Given that A= yai+xaj, P1(1,1,-1) and P2(8,2,-1) evaluate integral from P1 to P2 (A.dl) along the curve x=y^3.
Is the question $\displaystyle \displaystyle \int_C \left(ay\mathbf i + ax\mathbf j\right) \, ds$, where $\displaystyle \displaystyle C$ is the curve $\displaystyle \displaystyle x = y^3$ from $\displaystyle \displaystyle P_1(1,1,-1)$ to $\displaystyle \displaystyle P_2(8,2,-1)$, $\displaystyle \displaystyle a$ is a constant, and $\displaystyle \displaystyle \mathbf i$ and $\displaystyle \displaystyle \mathbf j$ are unit vectors?

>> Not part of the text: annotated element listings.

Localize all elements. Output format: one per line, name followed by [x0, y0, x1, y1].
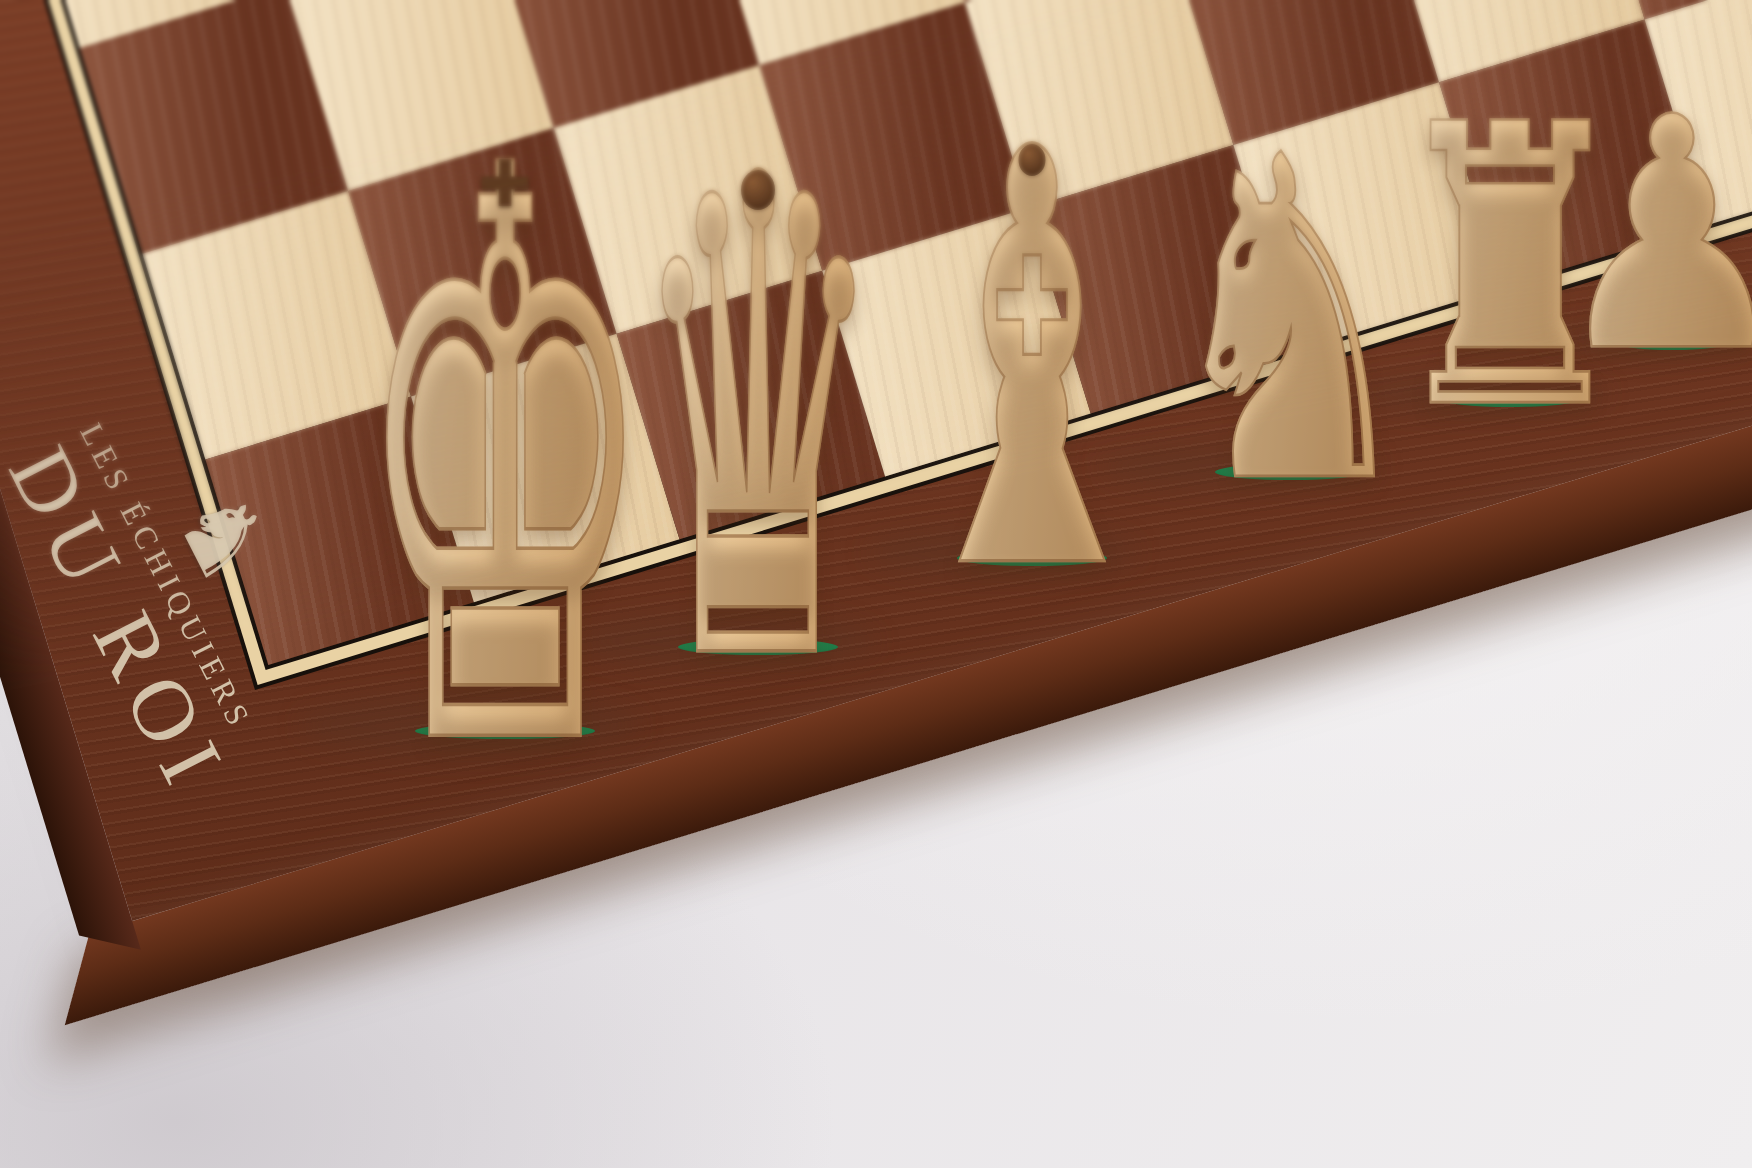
piece-white-knight: ♞ [1158, 99, 1421, 545]
bishop-ball-finial [1019, 144, 1046, 176]
piece-white-pawn: ♟ [1550, 75, 1752, 395]
king-cross-finial: ✚ [478, 152, 532, 216]
queen-ball-finial [741, 170, 775, 210]
scene: ♞ LES ÉCHIQUIERS DU ROI ♚ ♛ ♝ ♞ ♜ ♟ ✚ [0, 0, 1752, 1168]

Of course you can. But the problem would be more corectly written $\displaystyle \int (ay\vec{i}+ ax\vec{j})\cdot d\vec{s}$ where $\displaystyle d\vec{s}= \vec{i}dx+ \vec{j}dy$.
In this problem, $\displaystyle x= y^3$ so $\displaystyle dx= 3y^2dy$. That means that $\displaystyle ay\vec{i}+ ax\vec{j}= ay\vec{i}+ ay^3\vec{j}$ and $\displaystyle d\vec{s}= (3y^2\vec{i}+ \vec{j})dy$ the dot product gives you an integral of a function of y with respect to y.

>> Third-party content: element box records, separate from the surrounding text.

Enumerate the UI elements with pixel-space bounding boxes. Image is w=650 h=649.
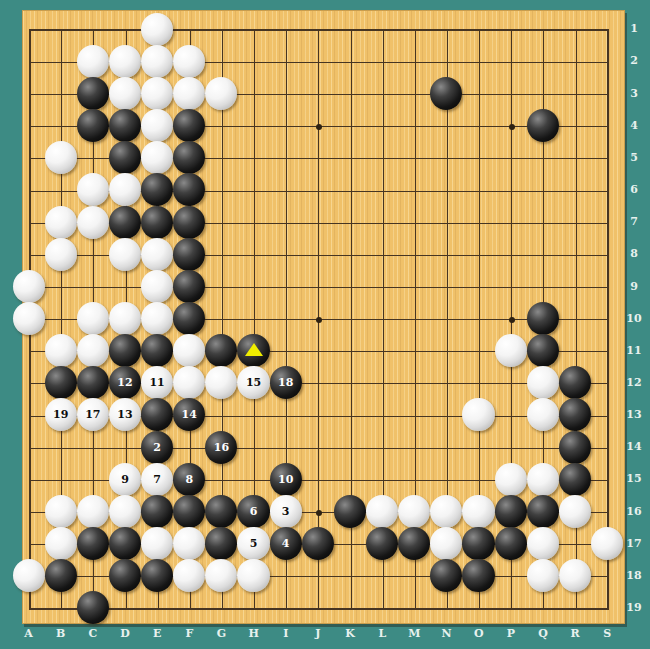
intersection-N17[interactable] bbox=[430, 527, 462, 559]
intersection-G13[interactable] bbox=[205, 399, 237, 431]
intersection-K9[interactable] bbox=[334, 270, 366, 302]
intersection-O5[interactable] bbox=[462, 142, 494, 174]
intersection-I13[interactable] bbox=[270, 399, 302, 431]
intersection-H16[interactable]: 6 bbox=[237, 495, 269, 527]
intersection-M15[interactable] bbox=[398, 463, 430, 495]
intersection-J1[interactable] bbox=[302, 13, 334, 45]
intersection-D2[interactable] bbox=[109, 45, 141, 77]
intersection-A5[interactable] bbox=[13, 142, 45, 174]
intersection-J13[interactable] bbox=[302, 399, 334, 431]
intersection-Q17[interactable] bbox=[527, 527, 559, 559]
intersection-S11[interactable] bbox=[591, 335, 623, 367]
intersection-B13[interactable]: 19 bbox=[45, 399, 77, 431]
intersection-L17[interactable] bbox=[366, 527, 398, 559]
intersection-J14[interactable] bbox=[302, 431, 334, 463]
intersection-K8[interactable] bbox=[334, 238, 366, 270]
intersection-J10[interactable] bbox=[302, 302, 334, 334]
intersection-G2[interactable] bbox=[205, 45, 237, 77]
intersection-H19[interactable] bbox=[237, 592, 269, 624]
intersection-O9[interactable] bbox=[462, 270, 494, 302]
intersection-M3[interactable] bbox=[398, 77, 430, 109]
intersection-L16[interactable] bbox=[366, 495, 398, 527]
intersection-F3[interactable] bbox=[173, 77, 205, 109]
intersection-M2[interactable] bbox=[398, 45, 430, 77]
intersection-G4[interactable] bbox=[205, 110, 237, 142]
intersection-H15[interactable] bbox=[237, 463, 269, 495]
intersection-C4[interactable] bbox=[77, 110, 109, 142]
intersection-A1[interactable] bbox=[13, 13, 45, 45]
intersection-H18[interactable] bbox=[237, 560, 269, 592]
intersection-R16[interactable] bbox=[559, 495, 591, 527]
intersection-D4[interactable] bbox=[109, 110, 141, 142]
intersection-L15[interactable] bbox=[366, 463, 398, 495]
intersection-B19[interactable] bbox=[45, 592, 77, 624]
intersection-S8[interactable] bbox=[591, 238, 623, 270]
intersection-E17[interactable] bbox=[141, 527, 173, 559]
intersection-R1[interactable] bbox=[559, 13, 591, 45]
intersection-E4[interactable] bbox=[141, 110, 173, 142]
intersection-O3[interactable] bbox=[462, 77, 494, 109]
intersection-Q18[interactable] bbox=[527, 560, 559, 592]
intersection-E14[interactable]: 2 bbox=[141, 431, 173, 463]
intersection-J5[interactable] bbox=[302, 142, 334, 174]
intersection-A15[interactable] bbox=[13, 463, 45, 495]
intersection-G8[interactable] bbox=[205, 238, 237, 270]
intersection-S14[interactable] bbox=[591, 431, 623, 463]
intersection-A3[interactable] bbox=[13, 77, 45, 109]
intersection-C10[interactable] bbox=[77, 302, 109, 334]
intersection-N10[interactable] bbox=[430, 302, 462, 334]
intersection-Q2[interactable] bbox=[527, 45, 559, 77]
intersection-B4[interactable] bbox=[45, 110, 77, 142]
intersection-C18[interactable] bbox=[77, 560, 109, 592]
intersection-E11[interactable] bbox=[141, 335, 173, 367]
intersection-E5[interactable] bbox=[141, 142, 173, 174]
intersection-R6[interactable] bbox=[559, 174, 591, 206]
intersection-B5[interactable] bbox=[45, 142, 77, 174]
intersection-G16[interactable] bbox=[205, 495, 237, 527]
intersection-A18[interactable] bbox=[13, 560, 45, 592]
intersection-M6[interactable] bbox=[398, 174, 430, 206]
intersection-H4[interactable] bbox=[237, 110, 269, 142]
intersection-Q4[interactable] bbox=[527, 110, 559, 142]
intersection-M10[interactable] bbox=[398, 302, 430, 334]
intersection-D9[interactable] bbox=[109, 270, 141, 302]
intersection-F1[interactable] bbox=[173, 13, 205, 45]
intersection-N12[interactable] bbox=[430, 367, 462, 399]
intersection-Q1[interactable] bbox=[527, 13, 559, 45]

Finding "the work integral", given a force vector, is a physics problem which is a special application of "integration on a path". And that is what this problem is asking.
If $\displaystyle \vec{F}(x,y)= f(x,y)\vec{i}+ g(x,y)\vec{j}$ and the path is given by the parametric equations, $\displaystyle x= u(t)$, $\displaystyle y= v(t)$, then $\displaystyle d\vec{s}= (u'(t)\vec{i}+ v'(t)\vec{j}) dt$
$\displaystyle \int \vec{F}\cdot d\vec{s}= \int \left(f(x,y)\vec{i}+ g(x,y)\vec{j}\right)\left(\vec{i}dx+ \vec{j}dy}\right)$
or the path integral $\displaystyle \int f(x,y)dx+ g(x,y)dy$ which, in turn, is the same as
$\displaystyle \int \left(f(x(t),y(t))u'(t)+ g(x(t),y(t))v'(t)\right)dt$
The vector field can be condidered as two-dimensional and is...
$\displaystyle f_{x}= a\ y$
$\displaystyle f_{y}= a\ x$ (1)
But is also...
$\displaystyle \displaystyle \frac{\partial f_{x}}{\partial y} = \frac{\partial f_{y}}{\partial x} $ (2)
... so that the vector field is conservative and that means that the integral $\displaystyle \displaystyle \int_{P_{1}}^{P_{2}} (f_{x}\ \overrightarrow{i} + f_{y}\ \overrightarrow{j})\ ds$ is independent from the path connecting $\displaystyle P_{1}$ and $\displaystyle P_{2}$ ...
Kind regards
$\displaystyle \chi$ $\displaystyle \sigma$